Burundi: Le numérique se fait attendre

Actualités de la convergence

Tous les pays vont migrer vers le monde numérique d'ici juin 2015. Cette date prise lors du colloque de l'Union internationale des télécommunications risque de ne pas être honorée par certains pays africains, notamment par le Burundi. Ce dernier affiche déjà un retard en ce qui concerne les préparatifs. Au moment où d'autres pays de la communauté est-africaine ont déjà entamé le processus.

"C'est un changement utile mais qui demande beaucoup de moyens", déclare le directeur de la Radio Publique Africaine. Eric Manirakiza ne cache pas son inquiétude en ce qui concerne cette mutation. "Qui serait derrière tout cela ? Ne serait-ce pas une autre forme de business ?", se demande toujours le directeur de la RPA, une radio locale au Burundi.

Selon lui, même la Belgique, pays partenaire du Burundi, a annoncé il y a deux mois qu'elle ne pourra pas faire cette mutation qui risque de nuire à certains médias belges. Alors comment le Burundi pourra-t-il y arriver ? Pour Eric Manirakiza, le rendez-vous de 2015 ne sera pas honoré. "C'est impossible que ce processus réussisse sans que les concernés soient associés", déclare le directeur de la radio Bonesha Fm. Patrick Nduwimana demande que des journalistes soient associés à ce projet, car, souligne-t-il, ça ne concerne pas le gouvernement seulement.

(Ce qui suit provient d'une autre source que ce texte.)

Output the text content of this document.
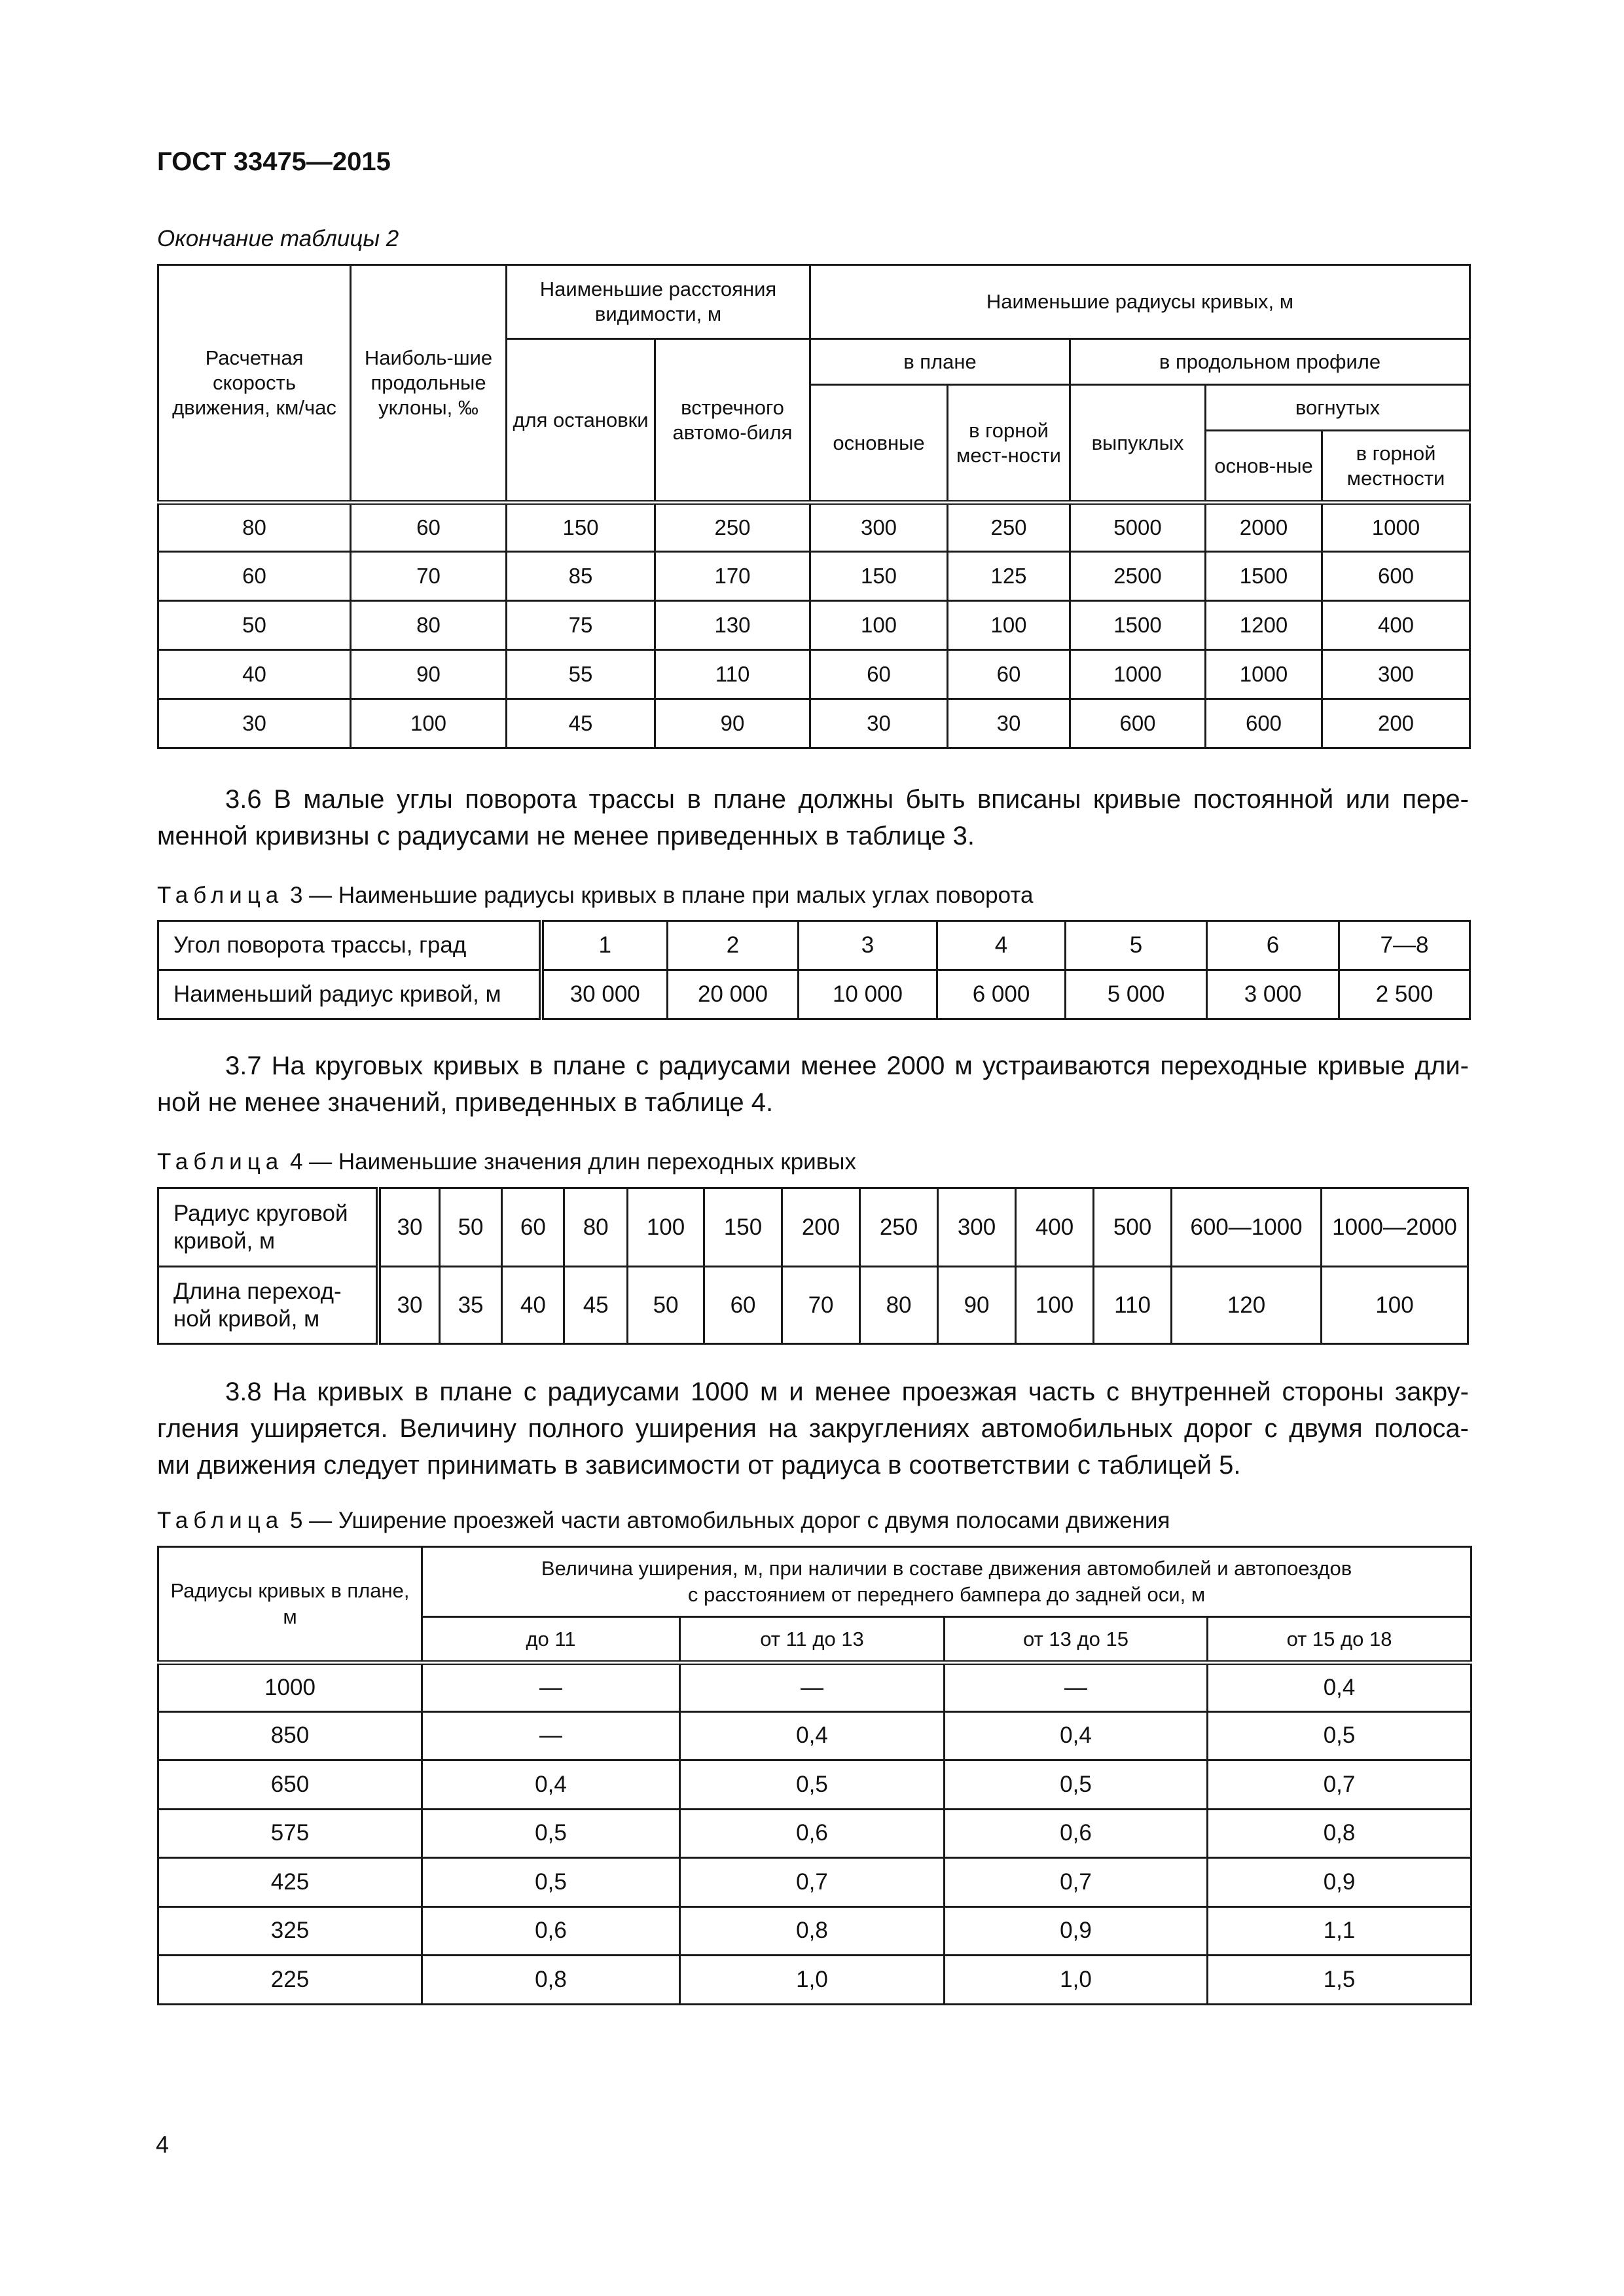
ГОСТ 33475—2015
Окончание таблицы 2
Расчетная скорость движения, км/час	Наиболь-шие продольные уклоны, ‰	Наименьшие расстояния видимости, м		Наименьшие радиусы кривых, м				
		для остановки	встречного автомо-биля	в плане		в продольном профиле		
				основные	в горной мест-ности	выпуклых	вогнутых	
							основ-ные	в горной местности
80	60	150	250	300	250	5000	2000	1000
60	70	85	170	150	125	2500	1500	600
50	80	75	130	100	100	1500	1200	400
40	90	55	110	60	60	1000	1000	300
30	100	45	90	30	30	600	600	200
3.6 В малые углы поворота трассы в плане должны быть вписаны кривые постоянной или пере-
менной кривизны с радиусами не менее приведенных в таблице 3.
Таблица 3 — Наименьшие радиусы кривых в плане при малых углах поворота
Угол поворота трассы, град	1	2	3	4	5	6	7—8
Наименьший радиус кривой, м	30 000	20 000	10 000	6 000	5 000	3 000	2 500
3.7 На круговых кривых в плане с радиусами менее 2000 м устраиваются переходные кривые дли-
ной не менее значений, приведенных в таблице 4.
Таблица 4 — Наименьшие значения длин переходных кривых
Радиус круговой кривой, м	30	50	60	80	100	150	200	250	300	400	500	600—1000	1000—2000
Длина переход-ной кривой, м	30	35	40	45	50	60	70	80	90	100	110	120	100
3.8 На кривых в плане с радиусами 1000 м и менее проезжая часть с внутренней стороны закру-
гления уширяется. Величину полного уширения на закруглениях автомобильных дорог с двумя полоса-
ми движения следует принимать в зависимости от радиуса в соответствии с таблицей 5.
Таблица 5 — Уширение проезжей части автомобильных дорог с двумя полосами движения
Радиусы кривых в плане, м	Величина уширения, м, при наличии в составе движения автомобилей и автопоездов
с расстоянием от переднего бампера до задней оси, м			

	до 11	от 11 до 13	от 13 до 15	от 15 до 18
1000	—	—	—	0,4
850	—	0,4	0,4	0,5
650	0,4	0,5	0,5	0,7
575	0,5	0,6	0,6	0,8
425	0,5	0,7	0,7	0,9
325	0,6	0,8	0,9	1,1
225	0,8	1,0	1,0	1,5
4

Du côté des responsables des télécommunications, le directeur général de l'Agence de régulation des télécommunications au Burundi dit que la motivation vers cette mutation n'est autre que la gestion des fréquences. "La capacité de gérer les fréquences au niveau des radios et télévisions posent problème et ça a aussi un impact sur l'environnement", précise Salvator Nizigiyimana.

Selon lui, les avantages sont nombreux, il y aura distribution de plusieurs fréquences, des canaux de distribution et de réception avec un équipement performant. Néanmoins, le directeur de l'ARCT signale que cette mutation est complexe. Selon lui, de gros moyens financiers sont nécessaires pour la réussite de cette mutation, la mise en place des lois en la matière et l'accès facile au décodeur qui sera utilisé par les bénéficiaires.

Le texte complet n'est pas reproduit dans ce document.